New York Times

Taiwan's President Declines to Soften His New Doctrine

New York, Sunday, July 23, 1999


By Seth Faison

TAIPEI, Taiwan -- Defying pressure to soften his stance, President Lee Teng-hui reaffirmed Thursday that Taiwan will only talk to China as a separate state, and he predicted that China would eventually accept Taiwan's new position. Lee called his new diplomatic tack "friendly and positive," and not provocative, as Beijing has termed it.

Lee's remarks appeared to be directed at Washington, as well as at Beijing, the two governments he most upset by dropping the bombshell on July 9 that from now on Taiwan will only negotiate with China in a "special state-to-state relationship."

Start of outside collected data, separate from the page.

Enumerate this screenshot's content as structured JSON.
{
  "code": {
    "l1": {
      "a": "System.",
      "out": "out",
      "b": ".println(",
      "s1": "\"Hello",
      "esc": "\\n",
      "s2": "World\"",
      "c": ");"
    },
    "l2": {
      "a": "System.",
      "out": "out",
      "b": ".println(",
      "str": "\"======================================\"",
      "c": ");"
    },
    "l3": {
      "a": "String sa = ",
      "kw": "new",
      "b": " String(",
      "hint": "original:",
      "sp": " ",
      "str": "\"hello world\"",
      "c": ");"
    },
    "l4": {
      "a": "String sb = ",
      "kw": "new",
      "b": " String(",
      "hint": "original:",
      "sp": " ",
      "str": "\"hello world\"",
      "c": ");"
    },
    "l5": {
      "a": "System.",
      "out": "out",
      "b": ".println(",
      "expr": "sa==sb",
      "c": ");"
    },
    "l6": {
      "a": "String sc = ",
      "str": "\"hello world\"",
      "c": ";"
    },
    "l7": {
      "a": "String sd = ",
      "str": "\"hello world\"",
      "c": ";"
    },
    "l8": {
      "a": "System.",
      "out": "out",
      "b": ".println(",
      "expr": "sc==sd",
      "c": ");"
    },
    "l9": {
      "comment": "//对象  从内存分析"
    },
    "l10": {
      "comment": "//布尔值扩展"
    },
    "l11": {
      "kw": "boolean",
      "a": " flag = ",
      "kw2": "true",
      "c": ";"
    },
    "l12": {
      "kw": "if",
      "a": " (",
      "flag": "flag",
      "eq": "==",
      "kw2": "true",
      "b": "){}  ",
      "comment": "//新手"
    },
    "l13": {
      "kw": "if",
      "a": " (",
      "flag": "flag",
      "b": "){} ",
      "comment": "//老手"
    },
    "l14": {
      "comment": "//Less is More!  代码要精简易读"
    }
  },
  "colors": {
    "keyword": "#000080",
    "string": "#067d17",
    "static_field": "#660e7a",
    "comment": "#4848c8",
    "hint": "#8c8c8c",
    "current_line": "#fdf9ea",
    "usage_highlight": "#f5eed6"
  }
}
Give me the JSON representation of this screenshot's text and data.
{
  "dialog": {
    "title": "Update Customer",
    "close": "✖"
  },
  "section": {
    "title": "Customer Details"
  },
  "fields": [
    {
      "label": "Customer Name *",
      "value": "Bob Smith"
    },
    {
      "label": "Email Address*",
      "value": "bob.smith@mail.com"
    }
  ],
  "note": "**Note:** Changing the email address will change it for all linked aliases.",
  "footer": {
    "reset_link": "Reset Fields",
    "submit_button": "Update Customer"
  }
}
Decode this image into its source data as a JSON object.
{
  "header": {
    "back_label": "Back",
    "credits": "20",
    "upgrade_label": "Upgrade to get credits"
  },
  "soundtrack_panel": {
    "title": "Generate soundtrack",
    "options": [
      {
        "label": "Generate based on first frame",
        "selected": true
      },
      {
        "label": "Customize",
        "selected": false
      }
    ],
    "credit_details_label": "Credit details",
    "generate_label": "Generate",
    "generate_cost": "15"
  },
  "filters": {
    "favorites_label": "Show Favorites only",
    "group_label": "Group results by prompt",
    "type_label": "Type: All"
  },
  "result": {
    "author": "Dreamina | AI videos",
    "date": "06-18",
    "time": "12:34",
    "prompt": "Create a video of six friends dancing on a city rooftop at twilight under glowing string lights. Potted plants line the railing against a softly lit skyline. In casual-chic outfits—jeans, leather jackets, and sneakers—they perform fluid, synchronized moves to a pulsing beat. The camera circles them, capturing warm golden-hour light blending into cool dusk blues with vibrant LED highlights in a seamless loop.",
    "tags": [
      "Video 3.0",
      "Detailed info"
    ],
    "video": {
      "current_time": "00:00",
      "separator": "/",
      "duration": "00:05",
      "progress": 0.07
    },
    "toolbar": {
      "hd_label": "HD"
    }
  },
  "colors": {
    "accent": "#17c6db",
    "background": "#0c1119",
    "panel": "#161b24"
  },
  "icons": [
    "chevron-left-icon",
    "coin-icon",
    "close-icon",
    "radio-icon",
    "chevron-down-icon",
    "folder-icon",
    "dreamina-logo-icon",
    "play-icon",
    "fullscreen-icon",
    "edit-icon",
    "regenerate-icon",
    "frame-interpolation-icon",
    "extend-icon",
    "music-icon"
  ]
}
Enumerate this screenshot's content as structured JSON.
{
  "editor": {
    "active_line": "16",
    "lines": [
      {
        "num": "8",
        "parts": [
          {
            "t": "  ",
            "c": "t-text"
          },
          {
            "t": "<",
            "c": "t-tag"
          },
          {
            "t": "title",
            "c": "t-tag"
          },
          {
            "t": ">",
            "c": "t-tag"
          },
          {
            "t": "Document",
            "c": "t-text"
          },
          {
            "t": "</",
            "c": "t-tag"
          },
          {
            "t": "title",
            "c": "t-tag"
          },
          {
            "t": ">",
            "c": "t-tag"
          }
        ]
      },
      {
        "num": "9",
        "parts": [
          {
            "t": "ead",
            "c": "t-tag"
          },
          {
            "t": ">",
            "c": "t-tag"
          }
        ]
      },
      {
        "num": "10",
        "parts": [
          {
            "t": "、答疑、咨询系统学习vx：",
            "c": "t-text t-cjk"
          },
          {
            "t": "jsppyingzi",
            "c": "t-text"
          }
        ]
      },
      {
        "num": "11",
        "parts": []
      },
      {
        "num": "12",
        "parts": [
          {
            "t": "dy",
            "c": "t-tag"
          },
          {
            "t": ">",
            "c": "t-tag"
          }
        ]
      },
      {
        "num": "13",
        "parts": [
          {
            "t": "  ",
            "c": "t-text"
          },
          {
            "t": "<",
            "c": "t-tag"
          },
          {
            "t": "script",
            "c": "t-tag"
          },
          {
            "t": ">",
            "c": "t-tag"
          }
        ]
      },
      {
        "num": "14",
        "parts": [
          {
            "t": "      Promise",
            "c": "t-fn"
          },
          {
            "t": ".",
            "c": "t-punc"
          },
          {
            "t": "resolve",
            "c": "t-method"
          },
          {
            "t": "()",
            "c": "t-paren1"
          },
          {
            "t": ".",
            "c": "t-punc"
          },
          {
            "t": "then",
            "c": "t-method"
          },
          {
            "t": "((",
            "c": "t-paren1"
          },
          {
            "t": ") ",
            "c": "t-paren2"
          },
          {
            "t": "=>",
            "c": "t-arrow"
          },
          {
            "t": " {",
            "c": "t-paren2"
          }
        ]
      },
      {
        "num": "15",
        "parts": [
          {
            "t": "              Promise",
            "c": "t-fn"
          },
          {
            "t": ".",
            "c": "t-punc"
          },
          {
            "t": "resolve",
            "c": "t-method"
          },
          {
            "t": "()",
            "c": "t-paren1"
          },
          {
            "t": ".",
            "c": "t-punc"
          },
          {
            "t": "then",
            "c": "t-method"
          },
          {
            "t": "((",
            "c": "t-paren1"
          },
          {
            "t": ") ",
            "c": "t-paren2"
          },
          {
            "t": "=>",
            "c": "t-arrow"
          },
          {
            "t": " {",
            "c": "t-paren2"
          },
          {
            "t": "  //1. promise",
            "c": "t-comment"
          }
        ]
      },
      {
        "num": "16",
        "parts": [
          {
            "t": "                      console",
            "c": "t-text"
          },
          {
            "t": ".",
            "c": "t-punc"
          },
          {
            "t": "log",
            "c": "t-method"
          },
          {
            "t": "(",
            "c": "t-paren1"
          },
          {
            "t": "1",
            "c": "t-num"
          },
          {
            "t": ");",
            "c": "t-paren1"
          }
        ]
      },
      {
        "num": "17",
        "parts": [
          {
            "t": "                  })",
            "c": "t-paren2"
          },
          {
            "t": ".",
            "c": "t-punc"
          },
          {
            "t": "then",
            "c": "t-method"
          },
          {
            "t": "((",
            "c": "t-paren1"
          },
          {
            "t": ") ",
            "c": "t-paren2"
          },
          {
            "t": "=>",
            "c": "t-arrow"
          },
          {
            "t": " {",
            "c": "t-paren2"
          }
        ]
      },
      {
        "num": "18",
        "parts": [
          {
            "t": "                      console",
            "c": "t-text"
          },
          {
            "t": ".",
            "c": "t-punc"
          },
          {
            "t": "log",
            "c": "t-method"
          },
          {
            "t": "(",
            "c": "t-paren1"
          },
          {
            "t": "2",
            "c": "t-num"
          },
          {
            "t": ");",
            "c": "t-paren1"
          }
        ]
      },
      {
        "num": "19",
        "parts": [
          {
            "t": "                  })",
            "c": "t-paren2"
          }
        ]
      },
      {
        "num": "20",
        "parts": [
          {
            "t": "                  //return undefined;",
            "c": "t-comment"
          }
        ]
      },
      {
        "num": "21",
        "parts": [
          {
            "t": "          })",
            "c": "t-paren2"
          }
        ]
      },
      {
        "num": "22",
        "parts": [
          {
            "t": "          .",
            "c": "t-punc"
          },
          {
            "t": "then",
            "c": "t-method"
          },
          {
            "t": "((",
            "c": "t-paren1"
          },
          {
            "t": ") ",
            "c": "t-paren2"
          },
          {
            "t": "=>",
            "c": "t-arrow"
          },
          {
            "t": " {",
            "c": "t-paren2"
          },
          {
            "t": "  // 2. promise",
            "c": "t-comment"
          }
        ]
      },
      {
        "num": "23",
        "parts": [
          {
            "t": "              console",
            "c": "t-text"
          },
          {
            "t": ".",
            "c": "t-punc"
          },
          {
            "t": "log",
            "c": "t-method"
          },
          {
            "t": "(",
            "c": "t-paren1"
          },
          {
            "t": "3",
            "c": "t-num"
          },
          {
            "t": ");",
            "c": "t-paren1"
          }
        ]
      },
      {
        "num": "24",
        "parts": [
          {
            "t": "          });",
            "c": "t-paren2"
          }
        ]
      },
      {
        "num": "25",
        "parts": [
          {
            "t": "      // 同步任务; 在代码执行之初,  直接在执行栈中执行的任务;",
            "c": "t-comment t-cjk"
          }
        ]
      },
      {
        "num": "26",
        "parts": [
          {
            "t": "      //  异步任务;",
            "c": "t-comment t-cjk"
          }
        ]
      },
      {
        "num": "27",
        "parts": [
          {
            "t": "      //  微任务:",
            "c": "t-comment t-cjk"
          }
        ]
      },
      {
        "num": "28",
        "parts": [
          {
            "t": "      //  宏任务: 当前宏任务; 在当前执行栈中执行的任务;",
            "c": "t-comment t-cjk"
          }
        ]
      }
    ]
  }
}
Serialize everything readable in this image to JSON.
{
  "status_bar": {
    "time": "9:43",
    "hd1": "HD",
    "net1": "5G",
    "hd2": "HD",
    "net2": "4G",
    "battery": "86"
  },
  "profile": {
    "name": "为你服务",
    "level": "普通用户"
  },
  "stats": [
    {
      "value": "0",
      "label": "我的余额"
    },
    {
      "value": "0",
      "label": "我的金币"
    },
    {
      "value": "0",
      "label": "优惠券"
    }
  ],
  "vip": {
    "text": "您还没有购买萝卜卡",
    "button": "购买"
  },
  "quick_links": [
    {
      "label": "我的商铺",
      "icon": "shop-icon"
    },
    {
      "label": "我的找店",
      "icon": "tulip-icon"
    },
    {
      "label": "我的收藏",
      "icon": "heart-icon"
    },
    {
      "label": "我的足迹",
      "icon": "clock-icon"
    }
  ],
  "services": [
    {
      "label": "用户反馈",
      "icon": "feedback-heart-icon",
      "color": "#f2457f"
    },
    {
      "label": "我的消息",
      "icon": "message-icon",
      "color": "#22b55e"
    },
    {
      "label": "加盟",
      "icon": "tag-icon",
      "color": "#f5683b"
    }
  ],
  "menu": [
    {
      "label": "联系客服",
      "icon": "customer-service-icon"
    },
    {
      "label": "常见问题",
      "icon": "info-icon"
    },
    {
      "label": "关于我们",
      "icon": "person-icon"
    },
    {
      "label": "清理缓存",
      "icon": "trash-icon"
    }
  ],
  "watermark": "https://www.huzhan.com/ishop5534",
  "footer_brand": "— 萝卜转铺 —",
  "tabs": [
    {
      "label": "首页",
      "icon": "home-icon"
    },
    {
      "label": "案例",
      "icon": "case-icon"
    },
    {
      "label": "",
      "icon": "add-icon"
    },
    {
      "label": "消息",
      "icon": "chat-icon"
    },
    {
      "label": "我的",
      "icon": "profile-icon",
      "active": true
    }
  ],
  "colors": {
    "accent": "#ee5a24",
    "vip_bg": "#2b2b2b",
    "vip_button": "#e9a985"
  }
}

A special envoy from the United States, Richard Bush, arrived in Taipei Thursday and is expected to urge Lee to find a way to reopen talks between Taiwan and China. Yet Lee's stance appears to have scuttled any chance for a visit by a senior Chinese official, Wang Daohan, that was scheduled for October.

Thursday morning, as Taiwan's call-in radio shows juggled competing opinions about the significance of President Clinton's remarks about Taiwan at a news conference on Wednesday, Lee issued a statement that signaled, in a gentle way, his unwillingness to back down. "I know it will not be easy for the Communist Party to accept this view right away," Lee told visiting legislators from the Philippines, according to a statement made public by his office. "But if they can remain cool and think this over, they will understand what I am saying."

Lee's remarks did not seem to allow any room for concessions to China, which has been angered by what it sees as a betrayal of the earlier framework for negotiations between Taipei and Beijing. When those talks began in 1993, Taipei and Beijing essentially agreed that they had separate governments but were part of the same Chinese country.

Now, as a senior aide to Lee tried to explain, Taiwan's government has changed its mind because it feels that the previous formula unfairly favored Beijing. Yet in talking about the issue, the aide had to weave his way through a semantical jungle that has grown up around the notion of "one China" -- a relic of a civil war that ended 50 years ago, when Taipei and Beijing both claimed to be the one legitimate government of all of China.

Washington deferred to this "one China" principle as it normalized relations with Beijing in the 1970s. In the 1972 Shanghai Communique, the United States acknowledged that Chinese on both sides of the Taiwan Strait held that there was only one China, and that Taiwan was part of China. But after it switched diplomatic relations to Beijing in 1979, the United States also committed itself to Taiwan's defense, to prevent reunification by force.

The aide, Su Chi, chairman of Taiwan's Mainland Affairs Council, said Beijing's formula of "one China" exists in the present tense, whereas Taipei's only exists in the future. Taipei still supports the idea that the Chinese mainland and Taiwan will reunite some day, he argued, and only then will there be "one China."

"As a concept, it's all right," said Su in an interview. "Our problem is that there is no 'one China' right now. There's a divided China." As a result, Su insisted at one moment that Taiwan was making "a major step" in its new policy. A moment later, he countered that there is "no fundamental change," in Taiwan's position, since it has always sought reunification.

Like other Taiwan officials, Su would not say what seems obvious to any visitor to Taiwan: that the government is trying to distance itself from Beijing without going so far as to declare outright independence, a move that would risk military conflict. China has never renounced the use of force to achieve reunification.

"It is not that we are moving away, it is that the PRC's policies are so heavy-handed that they are forcing us away," he said, referring to the People's Republic of China.

In Beijing, a stream of anti-Lee invective continued. "Lee Teng-hui is doomed to failure," said a front-page commentary in the Communist Party newspaper People's Daily. "Those who follow him should understand they are heading into a blind alley from which there is no escape."

Assistant Secretary of State Stanley Roth arrived in Beijing Thursday to discuss the crisis, and his trip appeared to be timed to coincide with the special envoy's visit to Taipei. Roth is expected to echo Clinton's comments that Washington still supports a "one China" policy but would view any military action with grave concern.